By
Chimamanda U. Martha
April 18th, 2024
The company’s CEO has not confirmed whether or not he will be making a refund to the affected victims but said as an immediate course of action, the platform has requested all partner exchanges to disable their API keys linking to its systems.
For the past few weeks, crypto Twitter has been calling out 3Commas, an automated trading platform with respect to the leak of its Application Programming Interface (API) that has caused the loss of funds for users. After much denials and blame shifting, the platform’s Chief Executive Officer, Yuriy Sorokin has come out to admit the leak was from the platform.
As a protocol, 3Commas helps users to connect to third-party exchanges like Binance, KuCoin, and the like where highly functional codes can be used to place trades in an automated manner. The connections to these centralized exchanges are through its APIs of which hundreds of users’ keys were compromised.

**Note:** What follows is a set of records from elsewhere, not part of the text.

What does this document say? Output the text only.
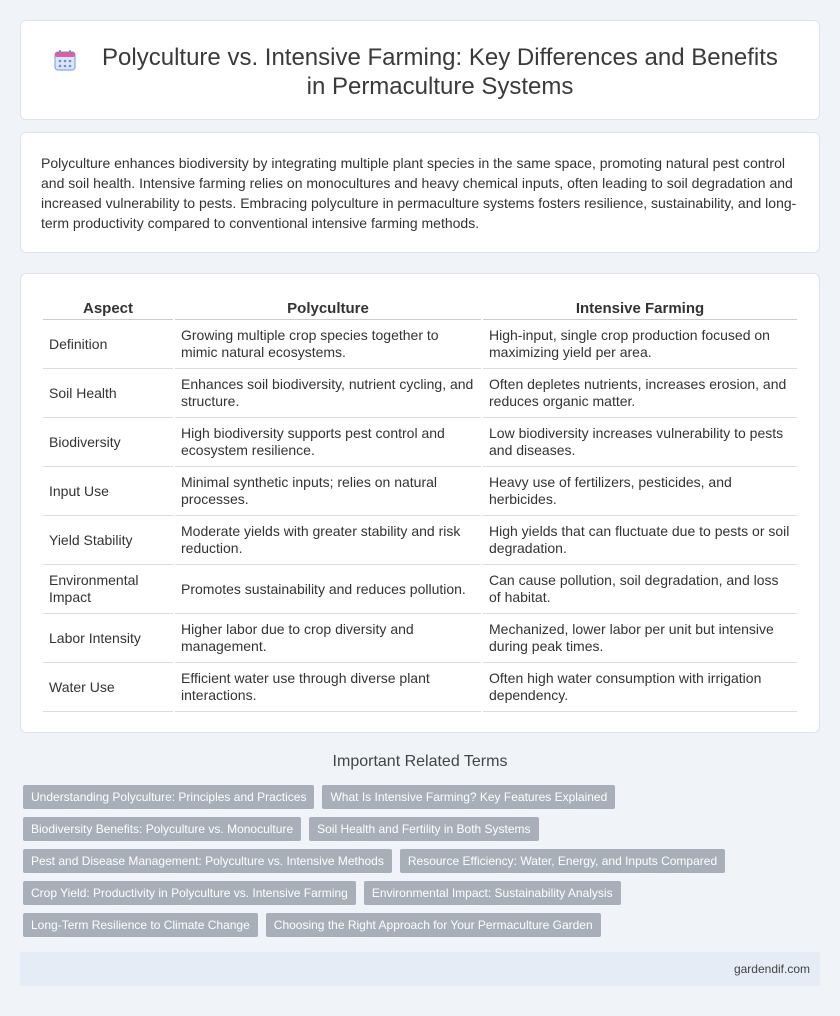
Polyculture vs. Intensive Farming: Key Differences and Benefits in Permaculture Systems

Polyculture enhances biodiversity by integrating multiple plant species in the same space, promoting natural pest control and soil health. Intensive farming relies on monocultures and heavy chemical inputs, often leading to soil degradation and increased vulnerability to pests. Embracing polyculture in permaculture systems fosters resilience, sustainability, and long-term productivity compared to conventional intensive farming methods.

Aspect	Polyculture	Intensive Farming
Definition	Growing multiple crop species together to mimic natural ecosystems.	High-input, single crop production focused on maximizing yield per area.
Soil Health	Enhances soil biodiversity, nutrient cycling, and structure.	Often depletes nutrients, increases erosion, and reduces organic matter.
Biodiversity	High biodiversity supports pest control and ecosystem resilience.	Low biodiversity increases vulnerability to pests and diseases.
Input Use	Minimal synthetic inputs; relies on natural processes.	Heavy use of fertilizers, pesticides, and herbicides.
Yield Stability	Moderate yields with greater stability and risk reduction.	High yields that can fluctuate due to pests or soil degradation.
Environmental Impact	Promotes sustainability and reduces pollution.	Can cause pollution, soil degradation, and loss of habitat.
Labor Intensity	Higher labor due to crop diversity and management.	Mechanized, lower labor per unit but intensive during peak times.
Water Use	Efficient water use through diverse plant interactions.	Often high water consumption with irrigation dependency.
Important Related Terms
Understanding Polyculture: Principles and Practices	What Is Intensive Farming? Key Features Explained
Biodiversity Benefits: Polyculture vs. Monoculture	Soil Health and Fertility in Both Systems
Pest and Disease Management: Polyculture vs. Intensive Methods	Resource Efficiency: Water, Energy, and Inputs Compared
Crop Yield: Productivity in Polyculture vs. Intensive Farming	Environmental Impact: Sustainability Analysis
Long-Term Resilience to Climate Change	Choosing the Right Approach for Your Permaculture Garden
gardendif.com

Popular on-chain Sleuth, ZachXBT said he verified as many as 44 3Commas users who lost a cumulative of $14.8 million through the API keys that were stolen from the platform. When the report first made the rounds, Sorokin argued that any form of leak meant that users themselves had given up their API keys through a targeted phishing attack.
It's not about the terminology, it's about the roof of the problem. Which is – API keys issues by exchanges were leaked. Has nothing to do with 3Commas API, period. We are trying to help as much as we can – push people to work with the exchanges and law enforcement.
— Yuriy Sorokin (@YS_3Commas) December 23, 2022
Considering the fact that 3Commas is used by millions of traders, he posited that a hack on its database will involve a relatively larger number of victims than are being reported on Twitter.
“If you are a victim – then it means that somehow your keys were leaked. Not from 3Commas, as otherwise, you would’ve seen millions of cases, not a hundred. browser extensions, stealers, and all kinds of malware are out there.”
In a dramatic twist of events, Sorokin finally admitted that the leak originated from its platform and that he was sorry for how things have shaped out so far.
3Commas API Leak: Next Course of Action
Following the admittance of its role, Sorokin and the 3Commas team have been receiving more intense backlash from the community, especially with the fact that the trading outfit is known for related exploits in the past.
A Twitter user, CoinMamba who also doubles as a 3Commas customer demanded a refund for all affected victims.
“You kept lying and saying this was our fault instead of taking responsibility and preventing further exploits. Are you going to refund the users now?” he demanded.
Sorokin has not confirmed whether or not he will be making a refund to the affected victims but said as an immediate course of action, the platform has requested all partner exchanges to disable their API keys linking to its systems.
“We saw the hacker’s message and can confirm that the data in the files is true. As an immediate action, we have asked that Binance, Kucoin, and other supported exchanges revoke all the keys that were connected to 3Commas,” he tweeted.
He said in its investigations, evidence that the hack was an inside job was not found and that it will continue to coordinate with law enforcement agents as it launches a full investigation into the incident.
Unlike how he has handled the situation prior to this time, Sorokin said he will be more forthcoming in its communications moving forward.